Under a controversial law in Mississippi that allows the state to prosecute women for causing harm to a fetus, Rennie Gibbs could be sentenced to life in prison because her daughter never took a breath.
As ProPublica reports, Gibbs was just 16 years old when she gave birth to a stillborn baby girl, who she named Samiya, back in 2006. Samiya was born premature, and medical records indicate that the umbilical cord was wrapped around her neck. But, since Samiya’s autopsy turned up traces of cocaine, Gibbs was indicted by a grand jury for “unlawfully, willfully, and feloniously” causing the death. If Gibbs receives the maximum sentence, she’ll spend the rest of her life behind bars.
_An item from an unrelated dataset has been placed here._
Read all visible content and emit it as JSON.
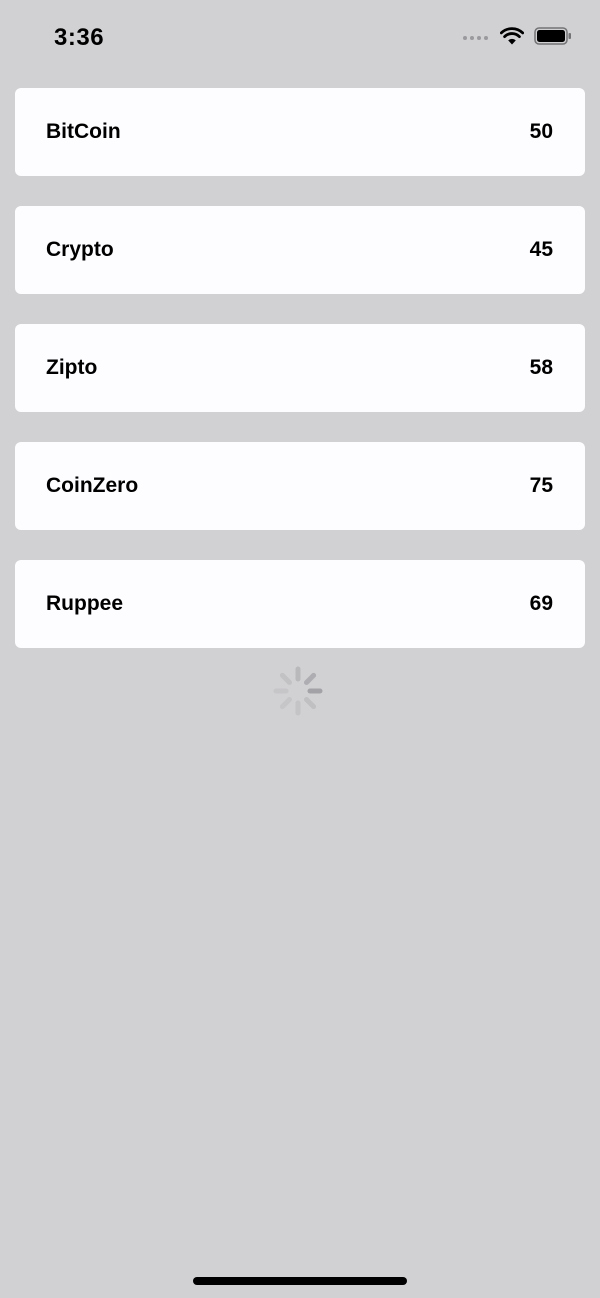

Gibbs’ case is an example of a dangerous trend that’s certainly not specific to Mississippi. Across the country, there have been hundreds of documented cases of fetal harm laws being used to criminalize pregnant women. This is partly due to the proliferation of state-level abortion restrictions — since there are so many complicated regulations stipulating how women may legally end a pregnancy, that’s created a world in which miscarriages can fall under increased scrutiny, and desperate women can face charges for resorting to illegal abortions. But it’s largely due to persistent issues with this country’s War on Drugs.
Even though there are studies that show that cocaine has no effect on births, we see states routinely act like a crime has been committed.
The government as midwife should be an anathema to most Americans. Apparently not.